Jackson, a native of High Point, North Carolina, began gymnastics when she was 3. She went on to dance classes at Dancers Headquarters, a local studio, until she was 10, when she switched to Susan’s Dance Unlimited in nearby Kernersville and became enthralled with ballet. “I loved the movements that the older students were doing whenever I walked by the studio,” she remembers. “But my teachers also encouraged me because ballet is the base from which you can branch out.” Owner Susan H. Bodsford remembers Jackson as loving all forms of dance. “Right from the beginning,” she says, “Ashley had a magnetism that simply drew you in.”


As a sixth-grader, she joined the preparatory dance program at the North Carolina School of the Arts.

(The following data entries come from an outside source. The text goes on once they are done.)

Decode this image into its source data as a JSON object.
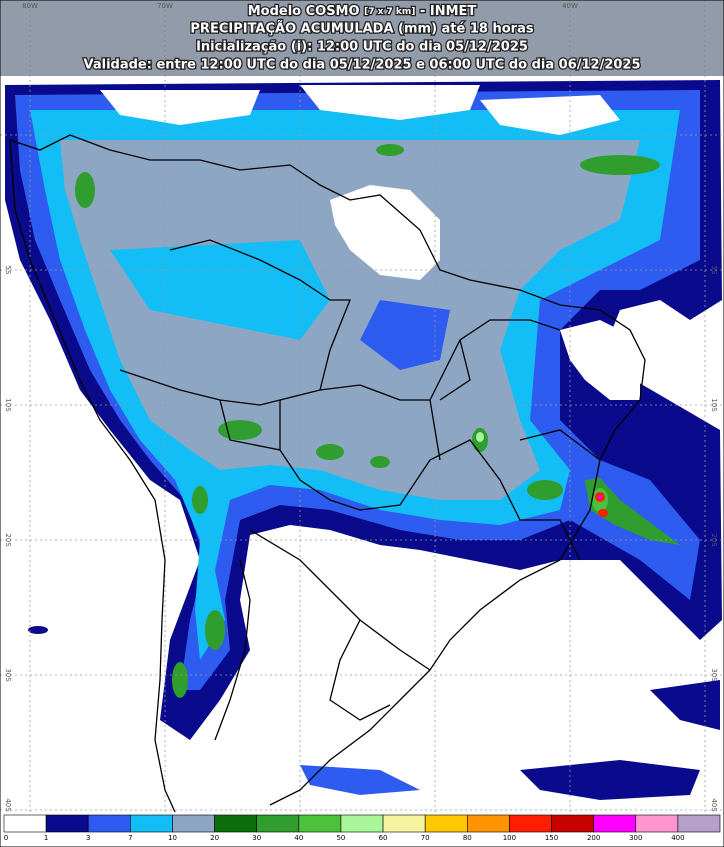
{
  "header": {
    "line1": {
      "model": "Modelo COSMO",
      "resolution": "[7 x 7 km]",
      "source": "- INMET"
    },
    "line2": "PRECIPITAÇÃO ACUMULADA (mm) até 18 horas",
    "line3": "Inicialização (i): 12:00 UTC do dia 05/12/2025",
    "line4": "Validade: entre 12:00 UTC do dia 05/12/2025 e 06:00 UTC do dia 06/12/2025"
  },
  "longitude_labels": [
    "80W",
    "70W",
    "40W"
  ],
  "latitude_labels": [
    "5S",
    "10S",
    "20S",
    "30S",
    "40S"
  ],
  "colorbar": {
    "labels": [
      "0",
      "1",
      "3",
      "7",
      "10",
      "20",
      "30",
      "40",
      "50",
      "60",
      "70",
      "80",
      "100",
      "150",
      "200",
      "300",
      "400"
    ],
    "colors": [
      "#ffffff",
      "#0a0a8c",
      "#2f5cf0",
      "#12bef5",
      "#8da6c4",
      "#0b6e0b",
      "#2f9e2f",
      "#4cc23c",
      "#a8f59a",
      "#f5f5a0",
      "#ffc800",
      "#ff9400",
      "#ff1e00",
      "#c80000",
      "#ff00ff",
      "#ff96d2",
      "#b4a0c8"
    ]
  }
}
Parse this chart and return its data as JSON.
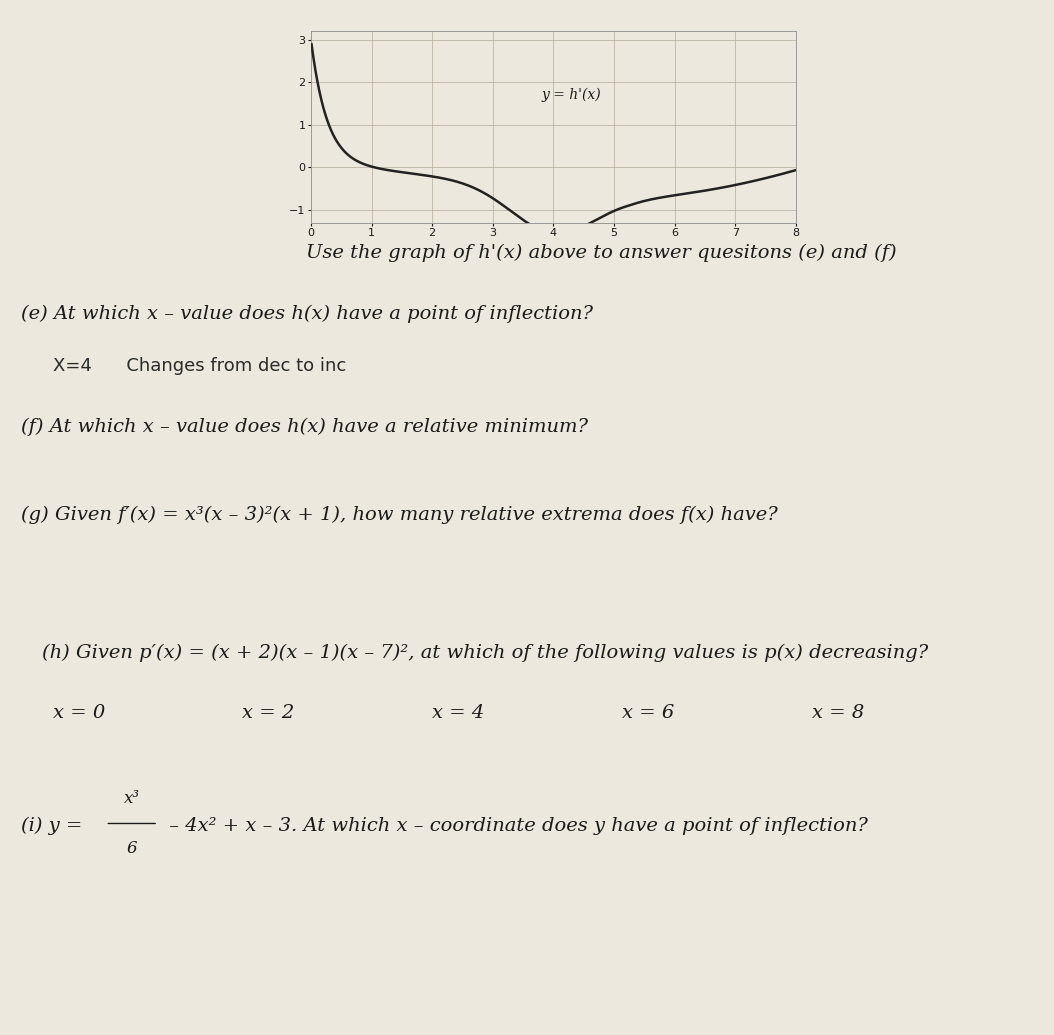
{
  "bg_color": "#e8e3d8",
  "paper_color": "#ede8dd",
  "graph_title": "y = h'(x)",
  "graph_xlim": [
    0,
    8
  ],
  "graph_ylim": [
    -1.3,
    3.2
  ],
  "graph_xticks": [
    0,
    1,
    2,
    3,
    4,
    5,
    6,
    7,
    8
  ],
  "graph_yticks": [
    -1,
    0,
    1,
    2,
    3
  ],
  "line_color": "#222222",
  "grid_color": "#b0a898",
  "instruction_text": "Use the graph of h'(x) above to answer quesitons (e) and (f)",
  "part_e_label": "(e) At which x – value does h(x) have a point of inflection?",
  "part_e_answer": "X=4      Changes from dec to inc",
  "part_f_label": "(f) At which x – value does h(x) have a relative minimum?",
  "part_g_label": "(g) Given f′(x) = x³(x – 3)²(x + 1), how many relative extrema does f(x) have?",
  "part_h_label": "(h) Given p′(x) = (x + 2)(x – 1)(x – 7)², at which of the following values is p(x) decreasing?",
  "part_h_values": [
    "x = 0",
    "x = 2",
    "x = 4",
    "x = 6",
    "x = 8"
  ],
  "part_i_prefix": "(i) y = ",
  "part_i_suffix": " – 4x² + x – 3. At which x – coordinate does y have a point of inflection?",
  "text_color": "#1a1a1a",
  "handwritten_color": "#2a2a2a",
  "font_size_main": 14,
  "font_size_small": 11
}
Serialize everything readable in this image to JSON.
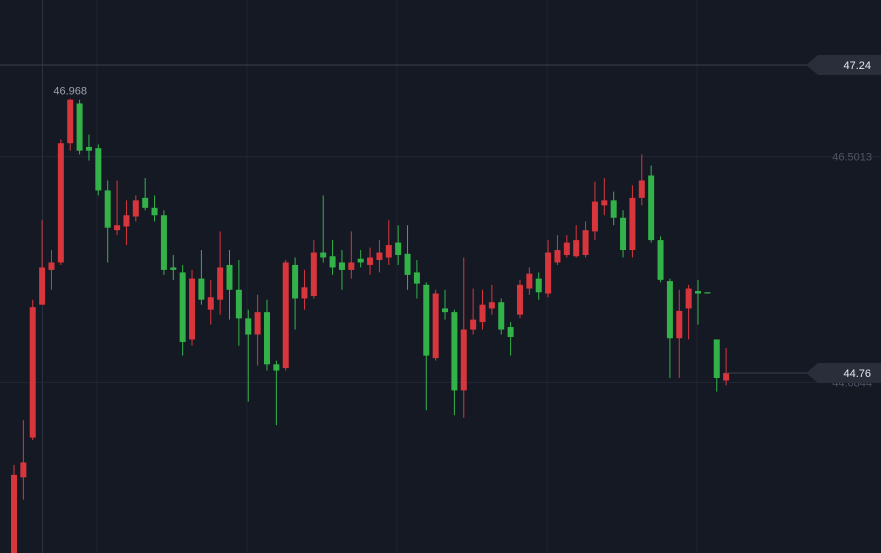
{
  "chart_data": {
    "type": "candlestick",
    "open": [
      43.31,
      43.92,
      44.24,
      45.31,
      45.59,
      45.65,
      46.61,
      46.93,
      46.58,
      46.57,
      46.23,
      45.91,
      45.94,
      46.02,
      46.17,
      46.09,
      46.03,
      45.61,
      45.57,
      45.03,
      45.52,
      45.27,
      45.35,
      45.63,
      45.43,
      45.2,
      45.07,
      45.25,
      44.83,
      44.8,
      45.63,
      45.36,
      45.38,
      45.73,
      45.7,
      45.65,
      45.59,
      45.68,
      45.63,
      45.67,
      45.69,
      45.81,
      45.72,
      45.57,
      45.47,
      44.88,
      45.28,
      45.25,
      44.62,
      45.11,
      45.17,
      45.28,
      45.33,
      45.13,
      45.23,
      45.44,
      45.52,
      45.4,
      45.65,
      45.71,
      45.7,
      45.71,
      45.9,
      46.11,
      46.15,
      46.01,
      45.75,
      46.17,
      46.35,
      45.83,
      45.5,
      45.04,
      45.28,
      45.42,
      45.41,
      45.03,
      44.7
    ],
    "high": [
      44.02,
      44.38,
      45.35,
      45.99,
      45.75,
      46.64,
      46.968,
      46.96,
      46.68,
      46.6,
      46.31,
      46.31,
      46.15,
      46.19,
      46.33,
      46.19,
      46.07,
      45.71,
      45.63,
      45.59,
      45.75,
      45.51,
      45.9,
      45.75,
      45.67,
      45.27,
      45.39,
      45.35,
      44.86,
      45.67,
      45.69,
      45.59,
      45.83,
      46.19,
      45.83,
      45.75,
      45.9,
      45.75,
      45.77,
      45.83,
      45.99,
      45.95,
      45.95,
      45.67,
      45.49,
      45.43,
      45.43,
      45.27,
      45.69,
      45.44,
      45.43,
      45.47,
      45.36,
      45.17,
      45.51,
      45.61,
      45.57,
      45.83,
      45.87,
      45.87,
      45.95,
      45.98,
      46.3,
      46.33,
      46.22,
      46.07,
      46.27,
      46.52,
      46.43,
      45.86,
      45.52,
      45.43,
      45.47,
      45.51,
      45.41,
      45.03,
      44.96
    ],
    "low": [
      43.31,
      43.74,
      44.22,
      45.31,
      45.43,
      45.63,
      46.55,
      46.52,
      46.47,
      46.19,
      45.65,
      45.87,
      45.79,
      45.98,
      46.07,
      45.98,
      45.55,
      45.51,
      44.9,
      44.98,
      45.31,
      45.15,
      45.23,
      45.19,
      44.98,
      44.53,
      44.82,
      44.78,
      44.34,
      44.78,
      45.11,
      45.27,
      45.36,
      45.65,
      45.55,
      45.43,
      45.52,
      45.61,
      45.55,
      45.57,
      45.63,
      45.63,
      45.43,
      45.36,
      44.46,
      44.86,
      45.19,
      44.42,
      44.4,
      45.07,
      45.11,
      45.23,
      45.07,
      44.9,
      45.2,
      45.39,
      45.35,
      45.37,
      45.63,
      45.69,
      45.69,
      45.69,
      45.83,
      46.03,
      45.95,
      45.69,
      45.69,
      46.11,
      45.81,
      45.49,
      44.72,
      44.72,
      45.03,
      45.15,
      45.4,
      44.61,
      44.66
    ],
    "close": [
      43.94,
      44.04,
      45.29,
      45.61,
      45.65,
      46.61,
      46.96,
      46.55,
      46.55,
      46.23,
      45.93,
      45.95,
      46.03,
      46.15,
      46.09,
      46.03,
      45.59,
      45.59,
      45.01,
      45.52,
      45.35,
      45.37,
      45.61,
      45.43,
      45.2,
      45.07,
      45.25,
      44.83,
      44.78,
      45.65,
      45.36,
      45.45,
      45.73,
      45.69,
      45.61,
      45.59,
      45.65,
      45.65,
      45.69,
      45.73,
      45.79,
      45.71,
      45.55,
      45.48,
      44.9,
      45.4,
      45.25,
      44.62,
      45.11,
      45.19,
      45.31,
      45.33,
      45.11,
      45.05,
      45.47,
      45.56,
      45.41,
      45.73,
      45.75,
      45.81,
      45.83,
      45.91,
      46.14,
      46.15,
      46.01,
      45.75,
      46.17,
      46.31,
      45.83,
      45.51,
      45.04,
      45.26,
      45.44,
      45.4,
      45.4,
      44.72,
      44.76
    ],
    "ylim": [
      43.311,
      47.763
    ],
    "yticks": [
      46.5013,
      44.6844
    ],
    "price_line": 47.24,
    "grid": true,
    "up_color": "#d7363d",
    "down_color": "#34b24a"
  }
}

When she reached the high school division, Jackson decided to focus on ballet. Studying with Melissa Hayden and Nina Danilova gave the young dancer varied perspectives on classicism. “It’s good to learn several styles,” she says. “The differences were in little things: the way you hold your head or the port de bras.” Jackson still finds herself drawing on her training. “Melissa Hayden taught me to focus on   the steps, the rhythms, and the tempo,” she says. “But Ms. Danilova has been a light in my life. She was the first to tell me, ‘You can do this; you have to do this for you and not anybody else.’ I still see her whenever I go back.”


At NCSA, both college and high school age students pursue academic work. Jackson took college-prep courses and kept up with her jazz, tap, and lyrical at her former studio, as well as sometimes going to competitions with them. “We tried to accommodate her schedule,” Bodsford explains.


Graduating in 2005 with both college acceptance letters and a one-year contract with North Carolina Dance Theatre2 in her pocket, Jackson entered the professional world. She performed in Balanchine’s Serenade and Jean-Pierre Bonnefoux’s Carmina Burana with the main com­pany. With the second company, she danced in Ailey’s The River. She also realized that college would have to wait, though she has started the LEAP program to earn her BA.


“I was in an audition phase,” she says. Then during Ballet Austin’s 2006 summer program, former King dancer Tanya Weidman-Davis suggested that Jackson audition for LINES. At first Jackson felt she wasn’t ready. “I had never thought about auditioning for Alonzo until years later,” she says, “after I had more training and more experience.” But she decided to try and requested a private audition. To her surprise, King gave her one—and an offer.


Looking back today, Jackson is glad that she challenged herself to try. “Alonzo wants you to think about the detail of every step,” she says. “He will give you perhaps a phrase or some steps. They are the skeleton onto which you put the flesh, the muscle, the ligaments. He wants us to explore. Every night has to be different.”


It is this willingness to constantly work on herself that has helped her to grow in the company. “When I look at Alonzo’s work, I see a chance to better myself, not just in dance but in my mind as well,” Jackson says. “He’ll say to dance bigger than yourself, bigger than this room, bigger than San Francisco. It’s really nice to look at things from that perspective.”

Rita Felciano is a San Francisco dance critic.